I grew up in a small town near Warren, Ohio; I went to college at Kent State University – a whopping 45 minutes from my hometown; I landed my first job at Fathom in Cleveland. Northeast Ohio is my safe zone. But what do you do when you love your job and want a change of scenery? When you’re not sure if you want to make a long-term move? The risk of quitting a good job to find something new in a place you might end up hating is… scary.

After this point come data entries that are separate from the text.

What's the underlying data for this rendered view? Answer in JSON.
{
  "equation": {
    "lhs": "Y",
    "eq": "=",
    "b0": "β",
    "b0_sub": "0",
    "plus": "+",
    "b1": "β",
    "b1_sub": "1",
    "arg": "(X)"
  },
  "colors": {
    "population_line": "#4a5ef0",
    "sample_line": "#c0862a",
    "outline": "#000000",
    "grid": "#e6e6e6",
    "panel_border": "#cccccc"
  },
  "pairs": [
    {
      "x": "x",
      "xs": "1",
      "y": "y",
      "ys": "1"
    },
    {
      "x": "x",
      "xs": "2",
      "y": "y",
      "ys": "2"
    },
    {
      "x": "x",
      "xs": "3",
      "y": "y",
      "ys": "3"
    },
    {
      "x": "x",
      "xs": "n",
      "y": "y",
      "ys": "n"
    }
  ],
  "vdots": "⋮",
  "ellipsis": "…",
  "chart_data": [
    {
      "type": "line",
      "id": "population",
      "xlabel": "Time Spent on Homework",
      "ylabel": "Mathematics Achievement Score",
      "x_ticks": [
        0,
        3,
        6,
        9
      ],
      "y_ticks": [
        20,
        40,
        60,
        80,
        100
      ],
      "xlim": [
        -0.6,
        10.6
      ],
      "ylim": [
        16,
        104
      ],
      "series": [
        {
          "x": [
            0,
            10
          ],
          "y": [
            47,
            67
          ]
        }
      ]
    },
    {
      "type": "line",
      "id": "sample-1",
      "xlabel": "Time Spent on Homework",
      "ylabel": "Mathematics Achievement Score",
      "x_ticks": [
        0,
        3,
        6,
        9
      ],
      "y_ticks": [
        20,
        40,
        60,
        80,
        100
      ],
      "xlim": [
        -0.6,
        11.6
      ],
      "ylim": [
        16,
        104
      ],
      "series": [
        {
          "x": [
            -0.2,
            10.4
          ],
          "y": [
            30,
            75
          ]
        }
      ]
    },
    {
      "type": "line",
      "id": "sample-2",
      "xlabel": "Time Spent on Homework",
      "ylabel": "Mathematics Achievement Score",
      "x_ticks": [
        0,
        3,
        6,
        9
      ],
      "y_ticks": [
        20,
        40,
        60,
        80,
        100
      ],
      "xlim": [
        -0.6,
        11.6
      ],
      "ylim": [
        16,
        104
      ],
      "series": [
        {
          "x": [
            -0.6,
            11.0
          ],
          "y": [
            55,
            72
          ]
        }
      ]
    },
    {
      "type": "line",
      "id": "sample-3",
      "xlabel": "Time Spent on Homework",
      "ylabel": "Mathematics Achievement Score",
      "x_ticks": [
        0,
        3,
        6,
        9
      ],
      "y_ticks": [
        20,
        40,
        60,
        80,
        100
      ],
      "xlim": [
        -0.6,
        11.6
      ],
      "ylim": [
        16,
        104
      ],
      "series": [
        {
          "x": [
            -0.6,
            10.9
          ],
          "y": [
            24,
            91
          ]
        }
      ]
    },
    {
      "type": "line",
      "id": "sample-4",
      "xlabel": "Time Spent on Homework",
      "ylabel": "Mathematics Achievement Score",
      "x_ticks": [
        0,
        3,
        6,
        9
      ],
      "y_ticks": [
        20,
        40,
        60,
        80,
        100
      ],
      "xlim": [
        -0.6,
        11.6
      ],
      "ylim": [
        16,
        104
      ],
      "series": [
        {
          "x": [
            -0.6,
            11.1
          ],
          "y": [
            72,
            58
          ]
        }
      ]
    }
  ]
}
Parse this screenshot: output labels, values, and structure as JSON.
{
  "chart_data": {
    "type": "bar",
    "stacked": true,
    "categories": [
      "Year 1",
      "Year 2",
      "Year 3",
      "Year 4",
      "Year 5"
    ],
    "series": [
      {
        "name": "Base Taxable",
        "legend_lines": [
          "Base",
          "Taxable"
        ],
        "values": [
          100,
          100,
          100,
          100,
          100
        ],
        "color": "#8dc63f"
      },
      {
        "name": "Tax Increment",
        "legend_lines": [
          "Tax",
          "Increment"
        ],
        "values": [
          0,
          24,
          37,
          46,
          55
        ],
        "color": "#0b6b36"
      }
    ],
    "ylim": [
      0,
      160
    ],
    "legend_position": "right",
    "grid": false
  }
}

Piece of advice: When you want something, ask for it. That’s all it took. When a company invests in its employees, it’s not just about the work. A good company empowers you to reach new heights in your personal and professional life. I started thinking about the possibilities and reached out to my direct support for some guidance. Next thing I knew, not only did I have my request to work in our Chicago office approved, but I was making plans for a quick transition out of Ohio. Within a month, I was packing my bags. To be honest, my coworkers at Fathom were far more supportive of my spur-of-the-moment decision to move than my family was.

I ended up spending two months in Chicago. My hour-long drive to the Cleveland office was replaced with public transportation to the Loop. My quiet neighborhood turned into city hustle and bustle. For me, two months was enough. But knowing I could stay as long as I wanted or come back in a few weeks was reassuring. I gained a new appreciation for Northeast Ohio – and the company that let me leave it.

I got to maintain communication with all my friends back in the Cleveland office while exploring a new place and enjoying plenty of new experiences in the Windy City. I didn’t have to change jobs, my daily responsibilities remained the same, and I felt truly in control of my own life and my own success. I gained a sense of independence that I didn’t previously have. I left the bubble of Northeast Ohio, if only for a little while. And it was the best decision I ever made.

About Abby Dunn

One Comment

  • Seth Waite says:


    Love the personal story about asking for opportunities. If you are a great employee there is little (within reason) your employer won’t want to do to help you continue to be successful and happy. We have a hackation policy at our office which allows employees to go work at any of our locations for a working-vacation the company supports. It’s the little things that make a big difference. Empowering employees to have new experiences though makes a big difference. Glad you enjoyed the windy-city.